• bana göre tanımı: bir ülkenin, vatandaşının "insani konfor"unu ve özgürlüğünü ne kadar sağlayabildiğine göre şekillenen yaşam standardıdır.

    bu standardı belirleyebilmek için sadece alım gücünü baz almak yetersiz olur. bireylerin; özgürlüğüne, politik tutumlardan tutun da toplumun aklıselim ortalamasına kadar geniş ölçekli bir seviyedir bu.

    genelde birkaç kalem ürünü kıyaslayarak alımgücü karşılaştırması yapıyoruz ama bu da yanlış. mesela diyelim ki norveç'te bir tesisat işi yaptırmak çok masraflı, fakat aynı zamanda bina tesisatı sağlam ve dayanıklı malzemelerden iyi işçilikle yapıldığı için bina uzun yıllar bakım/onarım/tamirat ihtiyacı duymuyor. türkiye'de ise tesisat işi yaptırmak ucuz, norveç'tekinin 3/1 fiyatına. fakat kötü işçilik ve kötü malzeme yüzünden bakım/onarım işine daha sık ihtiyaç duyuluyor. bu durumda kim zararda?

    mesela türkiye'de insanın ömründen ömür götüren şeyler var. bunlardan ikisi; ev ve otomobil. bunlar herhangi bir gelişmiş avrupa ülkesinde uçurum farkıyla daha ucuz. ev eşyaları çok daha ucuz. çoğunda sağlık hizmeti ücretsiz.

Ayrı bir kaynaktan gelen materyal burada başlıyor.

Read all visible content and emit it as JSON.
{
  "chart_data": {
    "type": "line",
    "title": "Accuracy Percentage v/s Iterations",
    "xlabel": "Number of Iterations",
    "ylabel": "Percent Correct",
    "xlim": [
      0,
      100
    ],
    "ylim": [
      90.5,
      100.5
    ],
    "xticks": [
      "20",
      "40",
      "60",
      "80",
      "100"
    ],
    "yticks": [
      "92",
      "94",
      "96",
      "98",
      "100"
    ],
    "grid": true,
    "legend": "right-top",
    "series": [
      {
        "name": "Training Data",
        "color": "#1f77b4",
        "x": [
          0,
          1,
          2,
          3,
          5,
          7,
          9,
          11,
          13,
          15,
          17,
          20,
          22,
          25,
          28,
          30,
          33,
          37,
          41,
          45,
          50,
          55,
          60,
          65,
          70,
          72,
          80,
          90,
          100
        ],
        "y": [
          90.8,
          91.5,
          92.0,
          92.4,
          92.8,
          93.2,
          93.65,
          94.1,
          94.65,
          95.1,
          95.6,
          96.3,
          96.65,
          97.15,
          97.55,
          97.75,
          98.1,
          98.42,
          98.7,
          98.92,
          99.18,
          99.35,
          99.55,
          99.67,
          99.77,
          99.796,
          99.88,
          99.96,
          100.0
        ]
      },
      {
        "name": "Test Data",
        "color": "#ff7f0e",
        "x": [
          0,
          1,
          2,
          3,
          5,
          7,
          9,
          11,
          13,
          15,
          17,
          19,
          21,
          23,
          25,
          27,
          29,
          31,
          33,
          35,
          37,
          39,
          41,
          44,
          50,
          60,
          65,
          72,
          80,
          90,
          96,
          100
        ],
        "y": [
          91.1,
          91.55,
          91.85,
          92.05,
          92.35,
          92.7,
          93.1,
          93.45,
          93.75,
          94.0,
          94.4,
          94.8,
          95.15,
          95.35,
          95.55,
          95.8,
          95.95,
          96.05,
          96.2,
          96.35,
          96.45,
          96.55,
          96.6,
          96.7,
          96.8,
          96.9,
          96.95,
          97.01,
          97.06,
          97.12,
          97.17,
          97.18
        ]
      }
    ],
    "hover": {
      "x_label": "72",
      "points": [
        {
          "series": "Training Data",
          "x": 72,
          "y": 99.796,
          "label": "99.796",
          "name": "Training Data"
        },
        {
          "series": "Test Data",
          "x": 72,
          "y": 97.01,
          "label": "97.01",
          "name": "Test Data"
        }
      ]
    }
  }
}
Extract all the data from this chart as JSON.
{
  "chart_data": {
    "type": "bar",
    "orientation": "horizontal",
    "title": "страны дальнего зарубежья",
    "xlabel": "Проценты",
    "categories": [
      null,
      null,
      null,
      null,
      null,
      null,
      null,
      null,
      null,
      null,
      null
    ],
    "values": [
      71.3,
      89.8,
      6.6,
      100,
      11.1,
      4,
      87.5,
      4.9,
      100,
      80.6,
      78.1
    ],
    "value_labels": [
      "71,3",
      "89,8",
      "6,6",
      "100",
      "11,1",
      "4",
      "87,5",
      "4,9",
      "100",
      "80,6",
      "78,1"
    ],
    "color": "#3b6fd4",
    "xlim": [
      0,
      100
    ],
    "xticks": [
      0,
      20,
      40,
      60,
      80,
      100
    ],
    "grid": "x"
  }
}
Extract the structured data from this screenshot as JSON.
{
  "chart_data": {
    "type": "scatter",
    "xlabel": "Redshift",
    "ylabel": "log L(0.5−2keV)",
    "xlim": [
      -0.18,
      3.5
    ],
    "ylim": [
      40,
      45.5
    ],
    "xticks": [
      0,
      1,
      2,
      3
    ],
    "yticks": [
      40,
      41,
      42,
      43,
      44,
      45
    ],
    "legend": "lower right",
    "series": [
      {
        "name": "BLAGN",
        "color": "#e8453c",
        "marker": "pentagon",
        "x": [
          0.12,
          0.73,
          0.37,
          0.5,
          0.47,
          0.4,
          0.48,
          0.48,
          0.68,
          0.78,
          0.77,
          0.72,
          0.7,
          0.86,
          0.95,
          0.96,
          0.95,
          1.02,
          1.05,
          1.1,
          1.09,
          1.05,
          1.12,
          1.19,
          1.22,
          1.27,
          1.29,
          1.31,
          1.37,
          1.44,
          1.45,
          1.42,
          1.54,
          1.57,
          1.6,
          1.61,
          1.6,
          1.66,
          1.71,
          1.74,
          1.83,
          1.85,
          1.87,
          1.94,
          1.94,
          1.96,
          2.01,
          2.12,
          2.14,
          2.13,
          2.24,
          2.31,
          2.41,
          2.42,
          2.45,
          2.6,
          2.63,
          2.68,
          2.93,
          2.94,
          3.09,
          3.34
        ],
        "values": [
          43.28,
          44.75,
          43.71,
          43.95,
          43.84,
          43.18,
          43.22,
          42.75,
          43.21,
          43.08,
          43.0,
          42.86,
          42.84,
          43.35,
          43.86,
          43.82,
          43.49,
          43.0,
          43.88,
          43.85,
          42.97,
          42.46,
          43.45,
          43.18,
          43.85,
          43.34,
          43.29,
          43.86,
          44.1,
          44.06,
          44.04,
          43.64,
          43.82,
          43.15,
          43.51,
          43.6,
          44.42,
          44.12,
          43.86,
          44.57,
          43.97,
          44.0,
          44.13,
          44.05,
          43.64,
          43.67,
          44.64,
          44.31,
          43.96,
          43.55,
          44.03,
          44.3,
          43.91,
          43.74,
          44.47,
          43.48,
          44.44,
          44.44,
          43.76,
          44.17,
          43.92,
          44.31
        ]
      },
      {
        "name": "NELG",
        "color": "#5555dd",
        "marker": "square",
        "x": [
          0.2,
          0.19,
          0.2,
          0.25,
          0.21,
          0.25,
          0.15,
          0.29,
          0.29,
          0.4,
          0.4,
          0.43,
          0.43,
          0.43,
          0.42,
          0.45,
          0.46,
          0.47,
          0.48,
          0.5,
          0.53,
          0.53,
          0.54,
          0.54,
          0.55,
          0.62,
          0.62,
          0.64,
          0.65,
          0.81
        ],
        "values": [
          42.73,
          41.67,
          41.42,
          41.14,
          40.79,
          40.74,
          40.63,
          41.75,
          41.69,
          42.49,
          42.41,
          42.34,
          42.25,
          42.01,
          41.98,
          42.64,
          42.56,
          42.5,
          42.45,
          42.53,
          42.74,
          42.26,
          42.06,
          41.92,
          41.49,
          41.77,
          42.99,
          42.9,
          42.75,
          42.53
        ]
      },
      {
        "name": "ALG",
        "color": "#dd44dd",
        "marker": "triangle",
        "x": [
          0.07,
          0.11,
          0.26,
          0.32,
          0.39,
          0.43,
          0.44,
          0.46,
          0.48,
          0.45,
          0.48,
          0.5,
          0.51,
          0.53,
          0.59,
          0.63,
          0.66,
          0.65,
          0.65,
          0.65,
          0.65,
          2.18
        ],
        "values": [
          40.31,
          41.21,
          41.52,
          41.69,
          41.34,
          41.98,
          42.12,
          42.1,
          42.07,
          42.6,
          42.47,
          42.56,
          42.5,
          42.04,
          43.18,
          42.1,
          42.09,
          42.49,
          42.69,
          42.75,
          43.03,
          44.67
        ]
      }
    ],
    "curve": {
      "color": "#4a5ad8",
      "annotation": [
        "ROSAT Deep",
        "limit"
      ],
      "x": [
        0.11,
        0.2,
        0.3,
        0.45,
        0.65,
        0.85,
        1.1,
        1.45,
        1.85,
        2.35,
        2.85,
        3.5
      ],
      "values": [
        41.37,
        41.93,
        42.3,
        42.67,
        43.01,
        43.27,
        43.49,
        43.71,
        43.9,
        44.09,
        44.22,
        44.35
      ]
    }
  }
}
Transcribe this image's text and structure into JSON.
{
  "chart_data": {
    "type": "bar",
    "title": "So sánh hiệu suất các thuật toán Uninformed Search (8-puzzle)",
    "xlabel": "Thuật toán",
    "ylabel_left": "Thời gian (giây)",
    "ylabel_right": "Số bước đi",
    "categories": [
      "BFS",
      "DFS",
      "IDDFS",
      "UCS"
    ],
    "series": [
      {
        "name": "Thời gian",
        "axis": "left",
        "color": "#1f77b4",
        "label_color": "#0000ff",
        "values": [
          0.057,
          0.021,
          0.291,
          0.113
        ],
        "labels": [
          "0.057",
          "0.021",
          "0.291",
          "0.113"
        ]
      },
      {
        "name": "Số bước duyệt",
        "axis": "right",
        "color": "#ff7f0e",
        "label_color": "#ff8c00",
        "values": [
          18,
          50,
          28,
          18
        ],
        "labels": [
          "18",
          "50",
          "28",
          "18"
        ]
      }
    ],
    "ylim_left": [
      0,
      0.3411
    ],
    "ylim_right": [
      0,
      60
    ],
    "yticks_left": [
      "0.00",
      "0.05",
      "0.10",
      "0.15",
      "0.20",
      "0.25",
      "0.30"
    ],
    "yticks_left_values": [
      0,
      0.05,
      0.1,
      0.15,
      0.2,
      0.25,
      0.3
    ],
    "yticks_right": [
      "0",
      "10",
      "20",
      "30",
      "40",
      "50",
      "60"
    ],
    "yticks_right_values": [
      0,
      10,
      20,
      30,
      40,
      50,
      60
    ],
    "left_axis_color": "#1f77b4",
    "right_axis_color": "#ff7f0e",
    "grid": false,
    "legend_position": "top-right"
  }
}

    yani kısaca, yaşam standardı karşılaştırması ancak ve ancak genel bir karşılaştırmayla, tüm yaşam koşullarının değerlendirilmesi ile yapılabilir.
  • diğer adıyla yaşam kalitesi, bireylerin yaşam standartlarını ifade eden bir terimdir. refah seviyesi, boşanma oranları, suç sayısının nüfusa oranı, bir çocuğun şeker almaya çıkıp ve güvenle evine geri dönebilmesi gibi belli başlı kriterler üzerinden değerlendirilir.

    bu kriterler zamanla değişiklik gösterebilir. bugün refah seviyesi konusunda bize bilgi veren bir kriter, yarın refah seviyesini ölçebilir nitelikte olmayabilir. bunun ülkemizde en bariz örneği cep telefonları. cep telefonları şu an türkiye'deki insanların refah seviyesi konusunda bilgi vermediği gibi neden ev telefonlarının sorgulanmadığı da sorulması gerekir. zira cep telefonları üzerinden refah seviyesi ölçmeye çalışanlar da farkında olacaklardır ki, ev telefonları artık tercih edilmeyecek kadar erişilebilir durumdalar. bu anlamıyla cep telefonları da, bu durumdan farksızdır.

    bu tür kritelendirmelerin bir temeli olmalı. bunun için uluslararası kabul edilmiş endeksler var. bu nedenle bu tür basmakalıp ve kulaktan duyma bilgilerle değerlendirme yapan kişileri dikkate almamakta fayda var.

    bekir ağırdır, türkiye'deki bireylerin refah seviyesinin oturulan ev, oturulan evin çevresi ve eve ait olan arabanın üzerinden ölçüldüğünü belirtiyor. sınıf ayrımı da buradan geliyor. yani ne cebindeki telefon ne de türkiye'nin %75 evinde olan bulaşık makinesi refah seviyesini ölçüyor. buradan yola çıkarak, iletişimde olduğumuz kişilerin arabalarına, şehrin hangi bölgesinde oturduklarına ve evlerinin nasıl olduğuna bakarak onların yaşam standartları konusunda daha net bilgiye ulaşabiliriz.